Hablar del derecho a no tener que emigrar implica reconocer que la migración, en muchísimas ocasiones, no es una elección libre, sino una imposición de una miseria generalmente provocada.
EL DERECHO A UNA VIDA DIGNA EN EL PROPIO HOGAR
En el actual escenario político y social, la migración se ha convertido en un tema arrojadizo entre partidos políticos, a menudo despojado de su dimensión humana para transformarse en una herramienta de polarización. Sin embargo, detrás de las cifras y las disputas por los procesos de regularización, subyace una realidad profunda: la migración no es solo un fenómeno de movimiento, sino el síntoma de una brecha norte-sur que nos obliga a replantearnos lo que hoy llamamos el «derecho a no tener que emigrar».
Vivimos en un mundo de fuertes contradicciones. Eduardo Galeano lo resumía al señalar que consumimos cultura, comida y tecnología de todas partes del mundo —desde una pizza italiana hasta un café brasileño— pero seguimos llamando «extranjero» al vecino que llega de fuera. Esta paradoja se acentúa cuando observamos que poseemos la frontera con la mayor diferencia de renta del mundo. Mientras los ciudadanos de la Unión Europea pueden viajar sin visado a casi cualquier rincón del planeta, los ciudadanos de los países empobrecidos solo pueden hacerlo a otros tan empobrecidos como ellos. Como bien señaló Zygmunt Bauman, nuestra sociedad actual fomenta y premia el viajar para generar ganancias, pero condena y persigue el viajar para sobrevivir.

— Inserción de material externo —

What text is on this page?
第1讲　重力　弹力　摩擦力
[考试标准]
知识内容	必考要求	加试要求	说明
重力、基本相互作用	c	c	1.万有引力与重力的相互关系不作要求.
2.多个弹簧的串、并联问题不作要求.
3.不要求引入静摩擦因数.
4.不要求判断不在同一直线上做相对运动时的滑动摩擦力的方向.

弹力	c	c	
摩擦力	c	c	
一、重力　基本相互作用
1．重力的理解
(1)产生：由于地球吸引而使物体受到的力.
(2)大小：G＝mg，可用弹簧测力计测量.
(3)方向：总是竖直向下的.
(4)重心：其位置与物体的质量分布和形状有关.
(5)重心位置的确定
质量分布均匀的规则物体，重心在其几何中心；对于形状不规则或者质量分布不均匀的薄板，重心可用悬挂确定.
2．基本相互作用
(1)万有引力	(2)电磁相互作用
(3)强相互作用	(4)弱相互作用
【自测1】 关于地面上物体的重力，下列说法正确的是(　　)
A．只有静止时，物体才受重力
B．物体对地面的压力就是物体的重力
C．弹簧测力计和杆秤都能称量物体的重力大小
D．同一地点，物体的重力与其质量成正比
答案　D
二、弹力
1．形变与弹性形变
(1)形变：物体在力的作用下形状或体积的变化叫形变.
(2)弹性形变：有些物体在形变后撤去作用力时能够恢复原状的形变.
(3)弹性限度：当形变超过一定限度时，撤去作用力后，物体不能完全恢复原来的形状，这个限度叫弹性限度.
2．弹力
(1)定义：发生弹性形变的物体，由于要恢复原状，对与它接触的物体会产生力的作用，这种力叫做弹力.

EL DERECHO A NO TENER QUE MARCHAR
Hablar del derecho a no tener que emigrar implica reconocer que la migración, en muchísimas ocasiones, no es una elección libre, sino una imposición de una miseria generalmente provocada.
En África, familias enteras trabajan y ahorran durante años para que un solo miembro pueda estudiar y/o ser enviado a Europa. El coste de la ruta en patera puede oscilar entre los 2.500€ y los 5.000€ de media, una fortuna solo asumida por las personas con más recursos de los países empobrecidos en un intento desesperado de progreso. Este éxodo supone una herida abierta para el continente africano: la fuga de cerebros le cuesta a África unos 4.000 millones de dólares al año, con 20.000 profesionales especializados emigrando hacia el norte anualmente. Si la situación en África sigue degradándose, ningún muro ni visado podrá detener a quienes están determinados a luchar por su supervivencia. El hambre no entiende de fronteras.
LOS RETOS DE LA INTEGRACIÓN
No obstante, ignorar los problemas de una gestión migratoria deficiente sería un error. La integración no es un proceso automático. No se puede integrar eficazmente sin trabajo, sin formación y sin futuro. Cuando el Estado falla en proveer vivienda, educación o trabajo, los migrantes se convierten en el chivo expiatorio de las deficiencias gubernamentales. Este conflicto social es alimentado en ocasiones por intereses políticos, como vimos recientemente, la masa migratoria fue utilizada para erosionar las fronteras españolas, buscando debilitar la soberanía de Ceuta y Melilla en favor de aspiraciones territoriales por parte de Marruecos.
La realidad de los menores extranjeros no acompañados (MENAS) es otro ejemplo crudo de este desafío. Muchos llegan con experiencias traumáticas y heridas abiertas, habiendo vivido sin familia en ciclos de calle y cárcel en sus países de origen, donde la dureza del sistema (adicciones, palizas y maltratos) los ha empujado a situaciones de violencia de la que es difícil salir.
HACIA UNA FRATERNIDAD UNIVERSAL
La solución no pasa por la externalización de fronteras mediante acuerdos con países que no respetan los derechos humanos, sino por una regulación que garantice la seguridad y la dignidad. Las migraciones, como propuso San Juan Pablo II, deberían considerarse la «avanzadilla de los pueblos hacia la fraternidad universal».
Para que el «derecho a no emigrar» sea real, es necesario que la comunidad internacional entienda que no hay futuro sin el desarrollo de los países emisores, que no hay futuro si se les continúan “robando”. Mientras el capitalismo siga condicionando la voluntad política de abrir o cerrar puertas según conveniencia económica, seguiremos tratando a los seres humanos como mercancía.
En conclusión, el reto de la inmigración no se resuelve con muros más altos o más largos, sino con puentes de solidaridad y, sobre todo, con la creación de condiciones que permitan a cada ser humano florecer en su propia tierra. Solo así la migración dejará de ser una huida desesperada para convertirse, quizás, en una opción libre y enriquecedora para toda la humanidad.